Le passager clandestin, 2015

par David Noël

Il est peu de militants à avoir eu une influence aussi considérable dans la naissance et les premières années du jeune Parti communiste que Boris Lifschitz, qui prit le nom de Souvarine – personnage du roman de Zola, Germinal – comme nom de plume.
Né à Kiev en 1895 et arrivé en France à l’âge de deux ans, Boris Lifschitz se destine au métier de dessinateur d’art, mais s’intéresse très tôt à la politique. Sa vie bascule avec la Première Guerre mondiale. Il se lie aux socialistes minoritaires hostiles à l’Union sacrée et intègre l’équipe du Populaire, le quotidien de Jean Longuet. Après la révolution d’Octobre 1917, Boris Souvarine devient l’un des secrétaires du comité de la IIIe Internationale, créé en 1919. Fondateur du Bulletin communiste, Souvarine plaide inlassablement pour l’adhésion du parti socialiste SFIO à l’Internationale communiste. Arrêté à la suite de la grève des cheminots de mai 1920, Boris Souvarine rédige avec Fernand Loriot la motion d’adhésion à la IIIe Internationale à laquelle se rallient Marcel Cachin et Ludovic-Oscar Frossard. Fondateur du Parti communiste, Boris Souvarine en est l’un des principaux dirigeants de 1921 à 1924. Il siège au comité directeur du PC ainsi qu’au secrétariat de l’Internationale communiste, mais entre en conflit avec Frossard et perd son poste à la direction du PC fin 1921. La démission de Frossard début 1923 lui permet de réintégrer le bureau politique. À la fin de l’année 1923, Souvarine assiste aux premières luttes qui opposent Trotsky et la « troïka » Staline-Zinoviev-Kamenev et diffuse dans le Bulletin communiste les arguments des deux camps, mais il est mis en minorité au sein du PC repris en main par Zinoviev et démis de ses responsabilités à la tête du Bulletin communiste avant d’être exclu de l’Internationale en juillet 1924.

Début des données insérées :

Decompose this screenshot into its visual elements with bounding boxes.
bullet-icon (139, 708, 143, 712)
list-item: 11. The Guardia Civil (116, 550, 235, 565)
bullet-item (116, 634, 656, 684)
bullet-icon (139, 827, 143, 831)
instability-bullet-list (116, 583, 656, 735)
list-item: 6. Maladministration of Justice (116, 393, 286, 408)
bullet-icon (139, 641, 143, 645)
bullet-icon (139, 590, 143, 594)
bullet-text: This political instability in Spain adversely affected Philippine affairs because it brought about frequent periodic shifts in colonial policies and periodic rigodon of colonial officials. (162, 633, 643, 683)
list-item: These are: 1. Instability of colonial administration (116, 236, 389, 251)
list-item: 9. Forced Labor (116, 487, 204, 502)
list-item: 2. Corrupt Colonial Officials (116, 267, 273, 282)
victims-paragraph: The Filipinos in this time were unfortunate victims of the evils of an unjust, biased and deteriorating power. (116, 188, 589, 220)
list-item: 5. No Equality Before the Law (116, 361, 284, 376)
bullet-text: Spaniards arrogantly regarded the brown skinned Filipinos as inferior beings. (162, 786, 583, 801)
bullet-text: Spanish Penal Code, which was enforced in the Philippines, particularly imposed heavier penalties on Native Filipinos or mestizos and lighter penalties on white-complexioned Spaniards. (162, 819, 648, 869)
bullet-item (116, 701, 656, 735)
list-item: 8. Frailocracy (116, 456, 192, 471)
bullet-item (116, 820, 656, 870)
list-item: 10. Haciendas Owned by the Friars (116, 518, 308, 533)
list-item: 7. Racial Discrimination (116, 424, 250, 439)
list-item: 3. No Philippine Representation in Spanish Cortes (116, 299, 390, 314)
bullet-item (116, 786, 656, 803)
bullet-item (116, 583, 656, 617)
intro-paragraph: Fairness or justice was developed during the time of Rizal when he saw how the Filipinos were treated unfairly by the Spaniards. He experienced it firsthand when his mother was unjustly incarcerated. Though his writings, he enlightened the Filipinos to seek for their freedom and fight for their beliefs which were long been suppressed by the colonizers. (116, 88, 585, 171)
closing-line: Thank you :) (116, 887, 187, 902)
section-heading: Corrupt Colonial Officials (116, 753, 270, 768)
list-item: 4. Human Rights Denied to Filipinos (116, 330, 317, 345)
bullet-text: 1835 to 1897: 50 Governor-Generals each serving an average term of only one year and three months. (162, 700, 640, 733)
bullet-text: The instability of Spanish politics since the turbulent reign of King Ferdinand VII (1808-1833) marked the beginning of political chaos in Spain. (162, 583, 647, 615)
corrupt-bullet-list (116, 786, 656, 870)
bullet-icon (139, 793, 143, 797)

Dans les années qui suivent, Souvarine écrit dans La Révolution prolétarienne, la revue créée par Pierre Monatte après son exclusion fin 1924. Devenu le plus célèbre des antistaliniens, il publie son Staline, aperçu historique du bolchevisme en 1935, dénonce les procès de Moscou et n’aura de cesse, jusqu’à sa mort en 1984, de combattre le régime soviétique. Le petit ouvrage paru en 2015 sous le titre Feu le Comintern regroupe des fragments d’un manuscrit sur lequel travaillait Boris Souvarine, annotés par l’historien Julien Chuzeville. Souvarine y raconte d’abord sa rencontre, en 1915-1916, avec les socialistes opposés à l’Union sacrée et l’équipe du Populaire. Une petite dizaine de pages est ensuite consacrée à des discussions en Russie entre Lénine et quelques-uns de ses interlocuteurs français. Les cinq dernières pages évoquent les désillusions de Souvarine à Moscou après son exclusion de l’Internationale communiste. L’ouvrage est accompagné de quelques articles de Souvarine, dont sa préface à Cours nouveau de Trotsky. Ces fragments épars invitent le lecteur à se replonger dans l’œuvre de celui qui fut l’un des fondateurs du Parti communiste français.